The mother of invention
April 1st, 2008Day two of my diary on language on Economist.com
Learning the language behind the language
LEARNING other languages brings you the realisation — at first disappointing, but ultimately comforting — that 99% of the conversations around you are utterly humdrum. Those young toughs on the street corner flinging words at each other like knives sound much less menacing when you know they’re only debating which film to go to, and a passionate tête-a-tête in the supermarket aisle deflates somewhat when it’s about tomato sauce.

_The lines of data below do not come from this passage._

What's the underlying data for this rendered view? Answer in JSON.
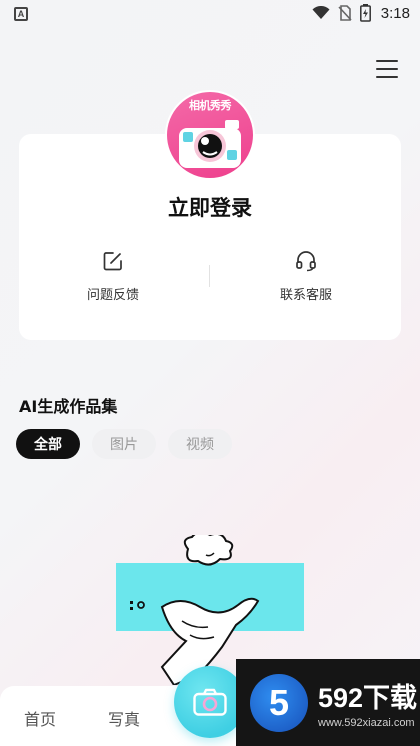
{
  "status_bar": {
    "time": "3:18",
    "app_icon_letter": "A"
  },
  "header": {
    "menu_icon": "menu-icon"
  },
  "profile": {
    "avatar_text": "相机秀秀",
    "login_label": "立即登录",
    "actions": [
      {
        "label": "问题反馈",
        "icon": "edit-icon"
      },
      {
        "label": "联系客服",
        "icon": "headset-icon"
      }
    ]
  },
  "gallery": {
    "title": "AI生成作品集",
    "tabs": [
      {
        "label": "全部",
        "active": true
      },
      {
        "label": "图片",
        "active": false
      },
      {
        "label": "视频",
        "active": false
      }
    ]
  },
  "bottom_nav": {
    "items": [
      {
        "label": "首页"
      },
      {
        "label": "写真"
      }
    ],
    "center_icon": "camera-icon"
  },
  "watermark": {
    "brand": "592下载",
    "url": "www.592xiazai.com",
    "logo": "5"
  },
  "colors": {
    "accent_cyan": "#3fcfe3",
    "avatar_pink": "#ee3f8d",
    "active_tab": "#111111"
  }
}
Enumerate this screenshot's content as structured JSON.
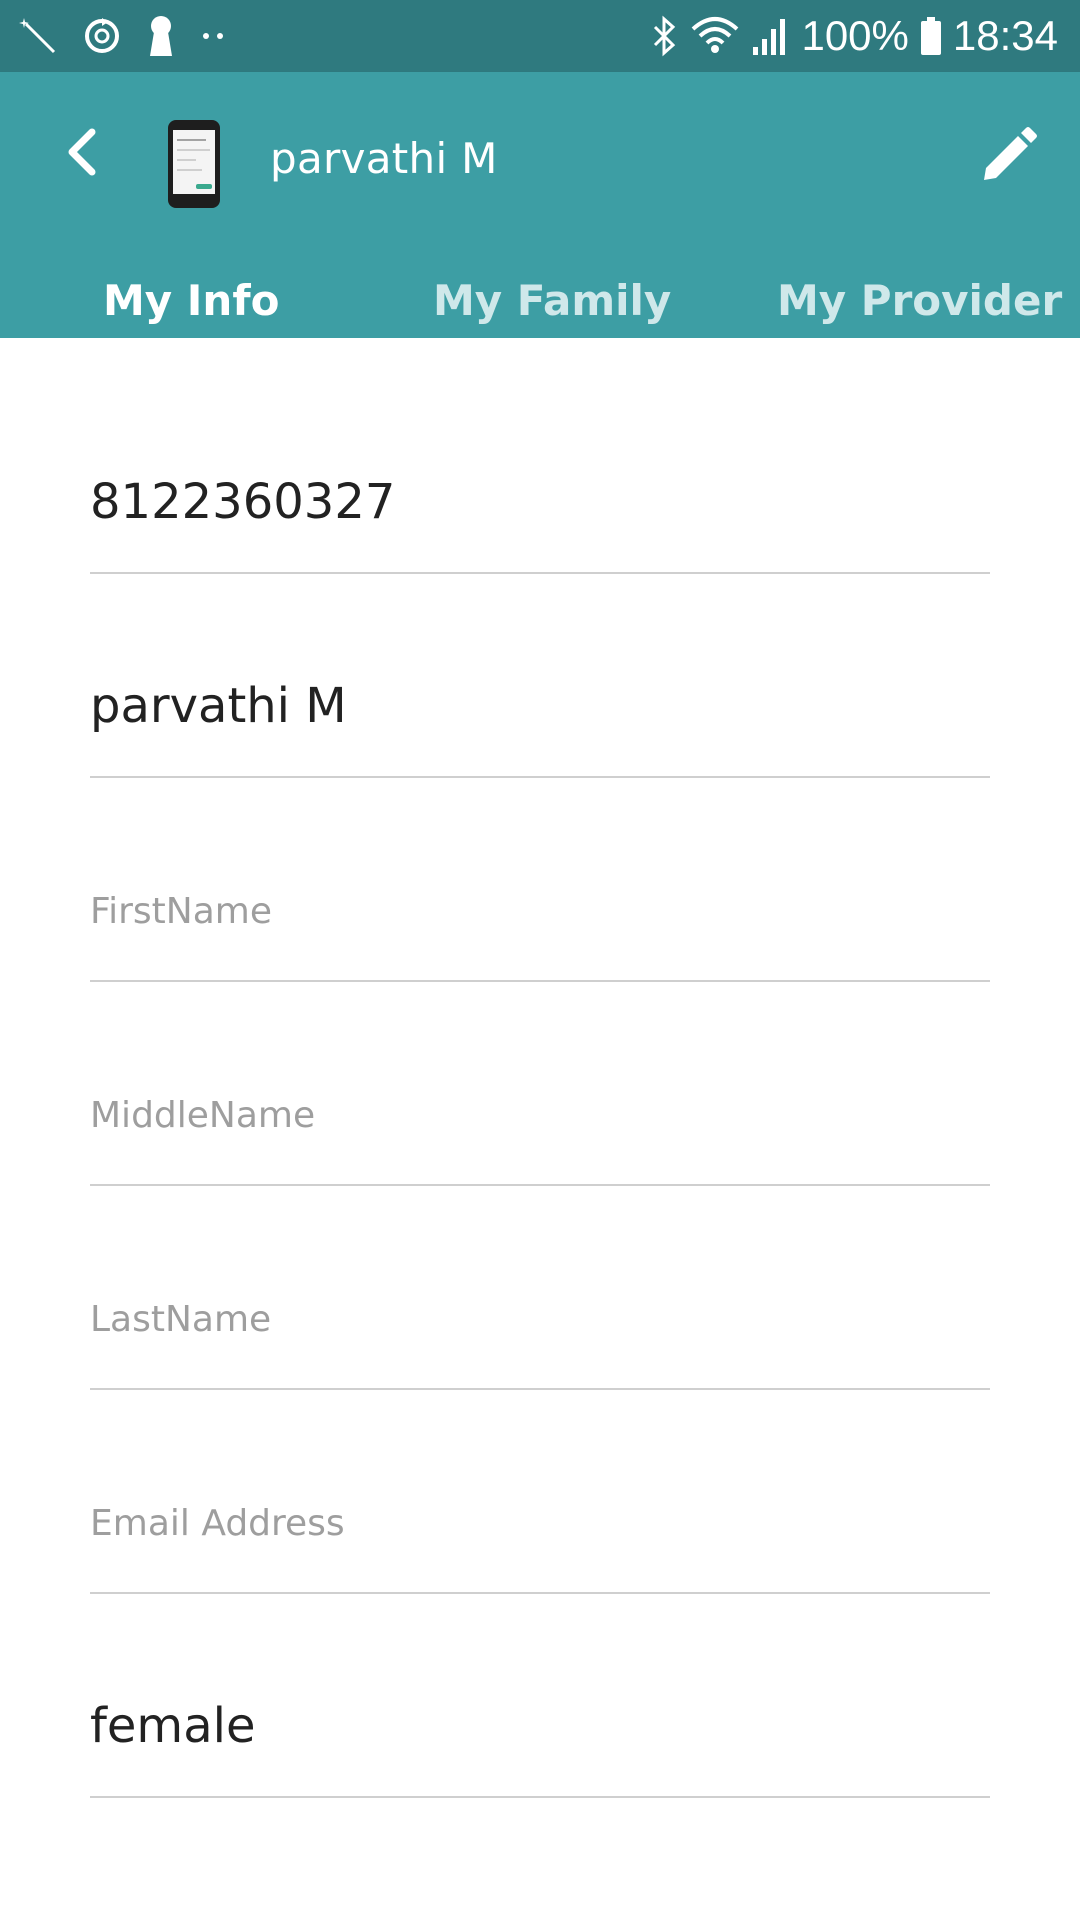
{
  "status_bar": {
    "battery": "100%",
    "time": "18:34",
    "left_icons": [
      "magic-wand-icon",
      "sync-icon",
      "keyhole-icon",
      "dots-icon"
    ],
    "right_icons": [
      "bluetooth-icon",
      "wifi-icon",
      "signal-icon",
      "battery-icon"
    ]
  },
  "app_bar": {
    "title": "parvathi M",
    "back_icon": "chevron-left-icon",
    "edit_icon": "pencil-icon"
  },
  "tabs": [
    {
      "label": "My Info",
      "active": true
    },
    {
      "label": "My Family",
      "active": false
    },
    {
      "label": "My Provider",
      "active": false
    }
  ],
  "form": {
    "phone": {
      "value": "8122360327",
      "placeholder": ""
    },
    "display_name": {
      "value": "parvathi M",
      "placeholder": ""
    },
    "first_name": {
      "value": "",
      "placeholder": "FirstName"
    },
    "middle_name": {
      "value": "",
      "placeholder": "MiddleName"
    },
    "last_name": {
      "value": "",
      "placeholder": "LastName"
    },
    "email": {
      "value": "",
      "placeholder": "Email Address"
    },
    "gender": {
      "value": "female",
      "placeholder": ""
    }
  },
  "colors": {
    "status_bar": "#2f7a7f",
    "app_bar": "#3d9ea4",
    "tab_active": "#ffffff",
    "tab_inactive": "#cfe8ea",
    "divider": "#cfcfcf",
    "placeholder": "#9e9e9e",
    "text": "#222222"
  }
}
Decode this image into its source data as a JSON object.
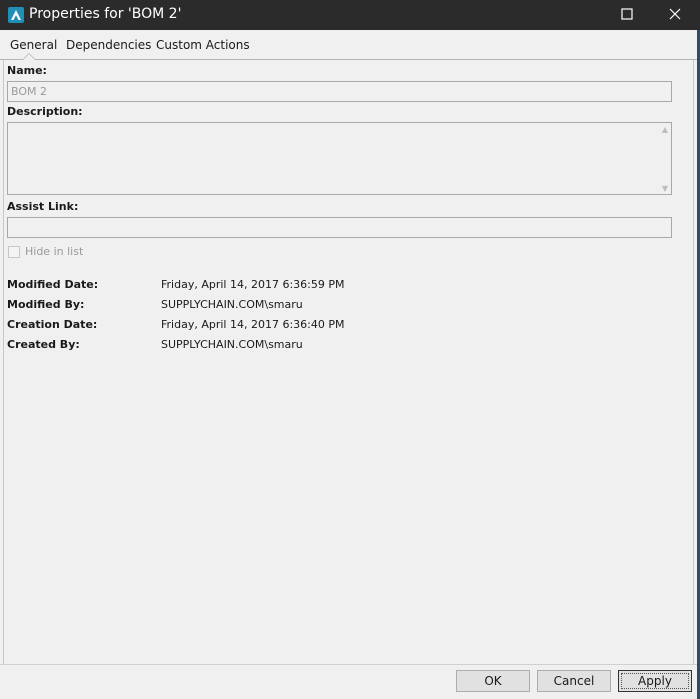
{
  "window": {
    "title": "Properties for 'BOM 2'"
  },
  "tabs": [
    {
      "label": "General"
    },
    {
      "label": "Dependencies"
    },
    {
      "label": "Custom Actions"
    }
  ],
  "form": {
    "name_label": "Name:",
    "name_value": "BOM 2",
    "description_label": "Description:",
    "description_value": "",
    "assist_link_label": "Assist Link:",
    "assist_link_value": "",
    "hide_in_list_label": "Hide in list",
    "hide_in_list_checked": false
  },
  "info": {
    "modified_date_label": "Modified Date:",
    "modified_date_value": "Friday, April 14, 2017 6:36:59 PM",
    "modified_by_label": "Modified By:",
    "modified_by_value": "SUPPLYCHAIN.COM\\smaru",
    "creation_date_label": "Creation Date:",
    "creation_date_value": "Friday, April 14, 2017 6:36:40 PM",
    "created_by_label": "Created By:",
    "created_by_value": "SUPPLYCHAIN.COM\\smaru"
  },
  "buttons": {
    "ok": "OK",
    "cancel": "Cancel",
    "apply": "Apply"
  },
  "icons": {
    "app": "app-logo-icon",
    "maximize": "maximize-icon",
    "close": "close-icon",
    "scroll_up": "scroll-up-icon",
    "scroll_down": "scroll-down-icon"
  },
  "colors": {
    "titlebar": "#2b2b2b",
    "app_icon": "#1f8fb5",
    "window_bg": "#f0f0f0"
  }
}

The way a language sounds to someone who doesn’t speak it is something that I’m not sure has a formal name, but which I’ll call mood. You can learn grammar, vocabulary, idiom, usage and accent, but nobody will ever teach you mood.
Yet you must know mood to speak like a native, and it’s something we all recognise. To English-speakers, Italian sounds excitable, Russian sounds annoyed and depressed, Brazilian Portuguese like flirting, and Hebrew like an argument. Newsreaders do their best to eliminate mood, which is why the news sounds the same in all languages. (Try it next time you’re channel-hopping in a hotel room.)
Intonation plays a big role in mood; so do facial expressions, gestures and speed. But mood is also subjective: it depends on your perception of the speaker. To Israeli Jews, Arabic sounds sinister and threatening. To Palestinians, Hebrew sounds arrogant and overbearing. However, once you know the language and can evaluate what people are saying, you gradually stop noticing mood.
Except, that is, when different countries speak the same language.
This is what makes Spanish interesting. I learned it in Mexico, and Spanish-speakers from elsewhere laughed at my faint air of officiousness. I came away from a visit to Argentina speaking it with Italianate disdain. In Cuba I noticed that Spanish sounded confrontational, like Hebrew, and concluded that both had something to do with the mix of socialism and hot weather (though the transition to capitalism hasn’t improved Israeli manners much). And I wondered whether the Guatemalans’ tragically violent history came before or after their sad way of speaking.
Grammatically, Spanish is pretty dull. Like all the Romance languages, it reminds you that English is actually a class-conscious sandwich of two layers: short, pithy Anglo-Saxon, and the more laboured Latinate forms spoken originally by the aristocracy. Spanish has only the latter, which is why any text translated from English comes out about 20% longer.
However, over time the usage of Spanish words has diverged. Sometimes this can be entertaining. When a Mexican says “take the bus”, toma el camión, a Spaniard hears “drink the lorry.” When a Cuban says “take the bus”, coge la guagua, most of the rest of Latin America hears something quite unprintable.
Where Spanish really shows off its diversity is in the slang. When “Amores Perros”, a blockbuster film about the Mexico City underworld, was released a few years back, Spaniards complained about the lack of subtitles.
Argentinian Spanish has its own sub-language, lunfardo, thought to derive principally from the criminal jargon of Italian immigrants, and similar to Cockney rhyming slang.
Chile has an entire mini-language built around one word, huevón. No me huevees con esas hueveadas, huevón would come out in American English as “don’t screw me around with that crap, you dumb-ass”. In Mexico similar flexibility is exhibited by the verb chingar, which means “to rape”.
But Mexicans are also extraordinarily inventive with the word for that which is most sacred in Catholic culture: la madre, the mother. To mother (madrear) something is to wreck it; to “give it to someone in the mother” is to beat him up. Things that are annoying or of no consequence are just “mothers” (”don’t bother me with those madres“), while “not even mothers” means “no way”, and the exclamation “Mothers!” is similar to “Whoops!”
Something that “has no mother” can be either ultra-cool or absolutely appalling, depending on the context; conversely, something terrific can equally well be either “little mother” or “at full mother”. Something you don’t care about is “worth mother” to you. A total mess is a desmadre, or “dismother”. And to be totally fed up is to be “up to the mother”.
Needless to say, the worst insult you can pay a Mexican man is to tell him to chingar his mother. Such is the risk of being misunderstood that, if someone’s mother comes up in conversation, it is considered prudent in polite society to refer always to “your lady mother”.